CTV News has obtained several posts from the private group.
Sharon Desnomie posted in the private group to voice her concern that a post she shared in favour of the treatment facility was blocked from the group.
“I posted last night ‘treatment centres are basically a place of healing, I totally support it!’ Administrator of this open forum didn’t let it get posted,” Desnomie wrote.
Desnomie spoke to CTV News, saying that the existing treatment centre in Fort San supports local businesses – such as grocery stores, garages and hair dressers – and trade services, like electricians plumbers and septic services. Desnomie thinks a second facility would benefit the local economy, and provide jobs to counsellors, maintenance staff, cooks and teachers.
“The issue in question is the intended property use was not for this,” a resident wrote to Desnomie in response. “There has been no transparency in this process, and the people in the village have a basic right to that, and to ask the questions and get answers.”

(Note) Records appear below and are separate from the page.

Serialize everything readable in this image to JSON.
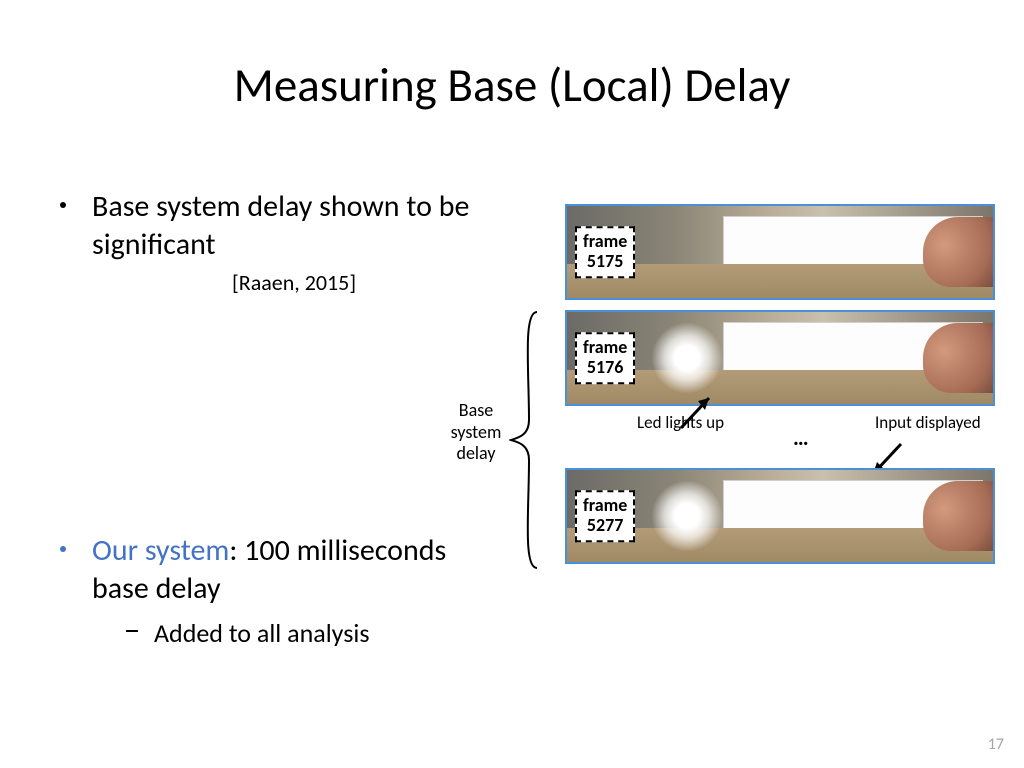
{
  "title": "Measuring Base (Local) Delay",
  "bullets": {
    "b1": "Base system  delay shown to be significant",
    "citation": "[Raaen, 2015]",
    "b2_highlight": "Our system",
    "b2_rest": ": 100 milliseconds base delay",
    "sub": "Added to all analysis"
  },
  "figure": {
    "frame1_label_top": "frame",
    "frame1_label_num": "5175",
    "frame2_label_top": "frame",
    "frame2_label_num": "5176",
    "frame3_label_top": "frame",
    "frame3_label_num": "5277",
    "anno_led": "Led lights up",
    "anno_dots": "…",
    "anno_input": "Input displayed",
    "brace_label": "Base system delay"
  },
  "page_number": "17"
}
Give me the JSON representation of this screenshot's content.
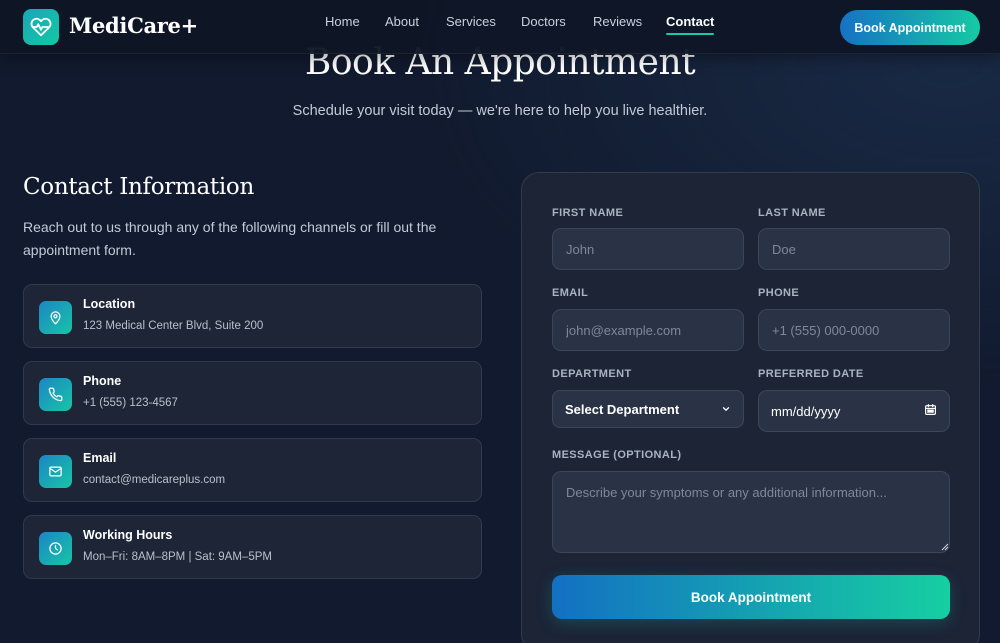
{
  "nav": {
    "brand": "MediCare+",
    "links": [
      "Home",
      "About",
      "Services",
      "Doctors",
      "Reviews",
      "Contact"
    ],
    "active": "Contact",
    "cta_label": "Book Appointment"
  },
  "hero": {
    "title": "Book An Appointment",
    "subtitle": "Schedule your visit today — we're here to help you live healthier."
  },
  "contact": {
    "title": "Contact Information",
    "description": "Reach out to us through any of the following channels or fill out the appointment form.",
    "items": [
      {
        "label": "Location",
        "value": "123 Medical Center Blvd, Suite 200",
        "icon": "map-pin-icon"
      },
      {
        "label": "Phone",
        "value": "+1 (555) 123-4567",
        "icon": "phone-icon"
      },
      {
        "label": "Email",
        "value": "contact@medicareplus.com",
        "icon": "mail-icon"
      },
      {
        "label": "Working Hours",
        "value": "Mon–Fri: 8AM–8PM | Sat: 9AM–5PM",
        "icon": "clock-icon"
      }
    ]
  },
  "form": {
    "first_name": {
      "label": "FIRST NAME",
      "placeholder": "John"
    },
    "last_name": {
      "label": "LAST NAME",
      "placeholder": "Doe"
    },
    "email": {
      "label": "EMAIL",
      "placeholder": "john@example.com"
    },
    "phone": {
      "label": "PHONE",
      "placeholder": "+1 (555) 000-0000"
    },
    "department": {
      "label": "DEPARTMENT",
      "value": "Select Department"
    },
    "date": {
      "label": "PREFERRED DATE",
      "value": "mm/dd/yyyy"
    },
    "message": {
      "label": "MESSAGE (OPTIONAL)",
      "placeholder": "Describe your symptoms or any additional information..."
    },
    "submit_label": "Book Appointment"
  },
  "colors": {
    "background": "#111a2e",
    "accent_start": "#1672c4",
    "accent_end": "#16c9a4"
  }
}
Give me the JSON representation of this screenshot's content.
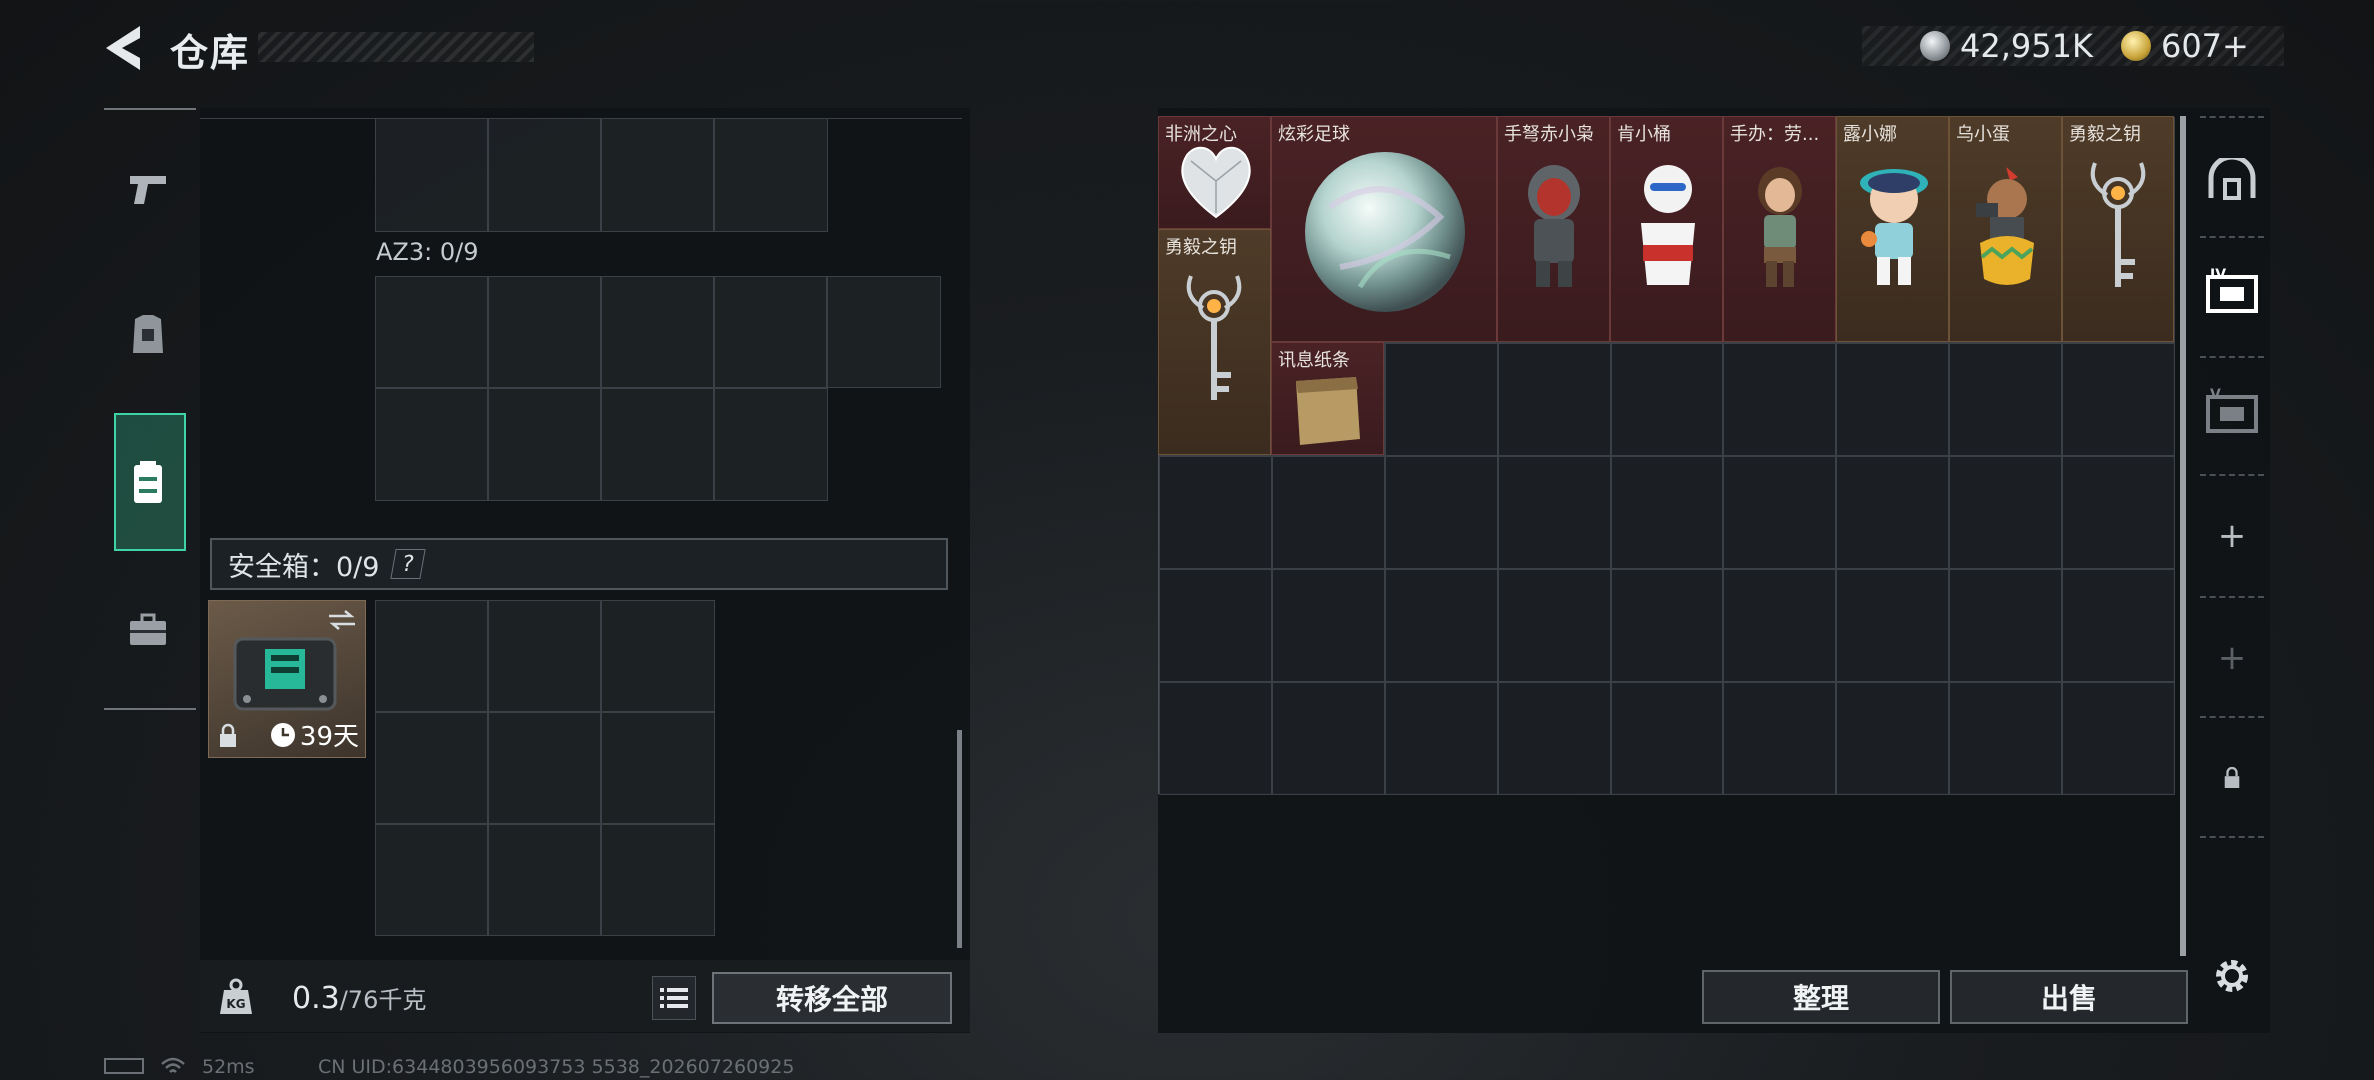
{
  "header": {
    "title": "仓库",
    "currency": [
      {
        "icon": "silver-coin-icon",
        "value": "42,951K"
      },
      {
        "icon": "gold-coin-icon",
        "value": "607+"
      }
    ]
  },
  "left_rail": {
    "items": [
      {
        "icon": "pistol-icon"
      },
      {
        "icon": "armor-vest-icon"
      },
      {
        "icon": "backpack-icon",
        "active": true
      },
      {
        "icon": "toolbox-icon"
      }
    ]
  },
  "left_panel": {
    "az3_label": "AZ3: 0/9",
    "safebox_label": "安全箱：0/9",
    "safebox_help": "?",
    "safe_item": {
      "days": "39天"
    },
    "weight": {
      "current": "0.3",
      "capacity": "/76千克"
    },
    "transfer_all": "转移全部"
  },
  "stash": {
    "items": [
      {
        "name": "非洲之心"
      },
      {
        "name": "炫彩足球"
      },
      {
        "name": "手弩赤小枭"
      },
      {
        "name": "肯小桶"
      },
      {
        "name": "手办：劳..."
      },
      {
        "name": "露小娜"
      },
      {
        "name": "乌小蛋"
      },
      {
        "name": "勇毅之钥"
      },
      {
        "name": "勇毅之钥"
      },
      {
        "name": "讯息纸条"
      }
    ],
    "sort_label": "整理",
    "sell_label": "出售"
  },
  "right_rail": {
    "items": [
      {
        "icon": "vault-icon"
      },
      {
        "icon": "stash-tab-iv-icon"
      },
      {
        "icon": "stash-tab-v-icon"
      },
      {
        "label": "+"
      },
      {
        "label": "+"
      },
      {
        "icon": "lock-icon"
      },
      {
        "icon": "gear-icon"
      }
    ]
  },
  "status_bar": {
    "ping": "52ms",
    "uid": "CN UID:6344803956093753 5538_202607260925"
  }
}
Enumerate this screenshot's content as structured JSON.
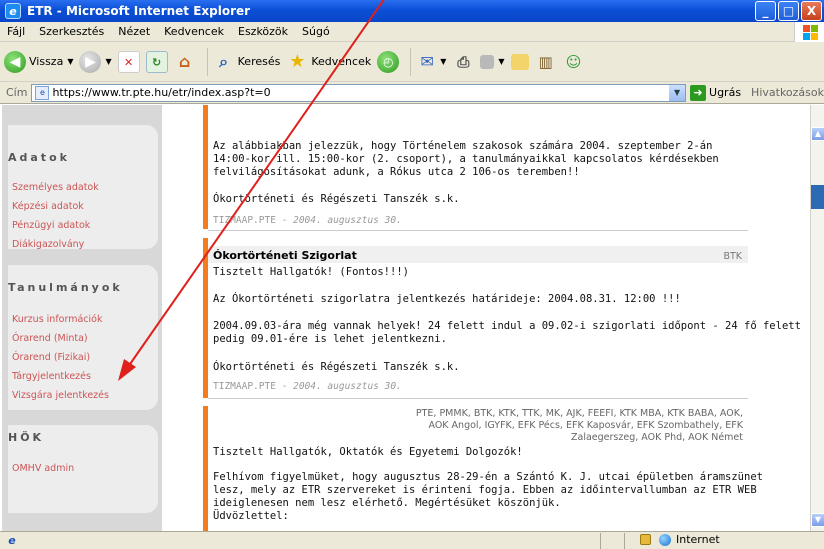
{
  "window": {
    "title": "ETR - Microsoft Internet Explorer",
    "buttons": {
      "minimize": "_",
      "maximize": "□",
      "close": "X"
    }
  },
  "menu": {
    "items": [
      "Fájl",
      "Szerkesztés",
      "Nézet",
      "Kedvencek",
      "Eszközök",
      "Súgó"
    ]
  },
  "toolbar": {
    "back_label": "Vissza",
    "search_label": "Keresés",
    "favorites_label": "Kedvencek"
  },
  "address": {
    "label": "Cím",
    "url": "https://www.tr.pte.hu/etr/index.asp?t=0",
    "go_label": "Ugrás",
    "links_label": "Hivatkozások"
  },
  "sidebar": {
    "sections": [
      {
        "title": "Adatok",
        "items": [
          "Személyes adatok",
          "Képzési adatok",
          "Pénzügyi adatok",
          "Diákigazolvány"
        ]
      },
      {
        "title": "Tanulmányok",
        "items": [
          "Kurzus információk",
          "Órarend (Minta)",
          "Órarend (Fizikai)",
          "Tárgyjelentkezés",
          "Vizsgára jelentkezés"
        ]
      },
      {
        "title": "HÖK",
        "items": [
          "OMHV admin"
        ]
      }
    ]
  },
  "news": {
    "item1": {
      "lines": [
        "Az alábbiakban jelezzük, hogy Történelem szakosok számára 2004. szeptember 2-án",
        "14:00-kor ill. 15:00-kor (2. csoport), a tanulmányaikkal kapcsolatos kérdésekben",
        "felvilágosításokat adunk, a Rókus utca 2 106-os teremben!!"
      ],
      "signature": "Ókortörténeti és Régészeti Tanszék s.k.",
      "author": "TIZMAAP.PTE",
      "date": "2004. augusztus 30."
    },
    "item2": {
      "title": "Ókortörténeti Szigorlat",
      "tag": "BTK",
      "greeting": "Tisztelt Hallgatók! (Fontos!!!)",
      "line1": "Az Ókortörténeti szigorlatra jelentkezés határideje: 2004.08.31. 12:00 !!!",
      "line2a": "2004.09.03-ára még vannak helyek! 24 felett indul a 09.02-i szigorlati időpont - 24 fő felett",
      "line2b": "pedig 09.01-ére is lehet jelentkezni.",
      "signature": "Ókortörténeti és Régészeti Tanszék s.k.",
      "author": "TIZMAAP.PTE",
      "date": "2004. augusztus 30."
    },
    "item3": {
      "targets": [
        "PTE, PMMK, BTK, KTK, TTK, MK, AJK, FEEFI, KTK MBA, KTK BABA, AOK,",
        "AOK Angol, IGYFK, EFK Pécs, EFK Kaposvár, EFK Szombathely, EFK",
        "Zalaegerszeg, AOK Phd, AOK Német"
      ],
      "greeting": "Tisztelt Hallgatók, Oktatók és Egyetemi Dolgozók!",
      "lines": [
        "Felhívom figyelmüket, hogy augusztus 28-29-én a Szántó K. J. utcai épületben áramszünet",
        "lesz, mely az ETR szervereket is érinteni fogja. Ebben az időintervallumban az ETR WEB",
        "ideiglenesen nem lesz elérhető. Megértésüket köszönjük.",
        "Üdvözlettel:"
      ]
    }
  },
  "status": {
    "zone_label": "Internet"
  },
  "colors": {
    "accent_orange": "#f47c1c",
    "sidebar_link": "#cc5555",
    "annotation_arrow": "#e0201c"
  }
}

CTV News has learned some Fort San residents have signed a petition against the facility leasing the land. CTV News reached out to some residents involved, however, the individuals have not responded.
PINE LODGE WORKING AGAINST STIGMA
Archer said since the Leading Thunderbird Lodge runs successfully in the community, he fails to see why another treatment centre would be problematic.
He said some Fort San residents brought their concerns about potential crime and safety to a public information session. He feels the those seeking treatment are taking steps to better themselves. He referenced that Pine Lodge has been operating for 35 years without detriment to the community.
“I think there’s a misconception that the people that are seeking these services are active drug users or will be using drugs or alcohol in the community,” Archer said.
The executive director of the facility told CTV News he believes roughly half the village is against temporarily housing the centre in the community.
“I’m absolutely really surprised and I’m really disappointed, because I would have thought that mental health and addictions, this stigma would have been long gone,” Monson said.
With the treatment centre in Indian Head closed following the fire, the centre cannot accommodate 43 people for treatment.
Monson believes the Fort San lease would be a temporary solution, but is unsure of a timeline as he’s still waiting to confirm the extent of the fire damage to the facility in Indian Head.
Monson said they chose the Fort San area because it’s close to Indian Head.
Archer said council is expected to vote on whether to allow the proposed use of the site on Tuesday.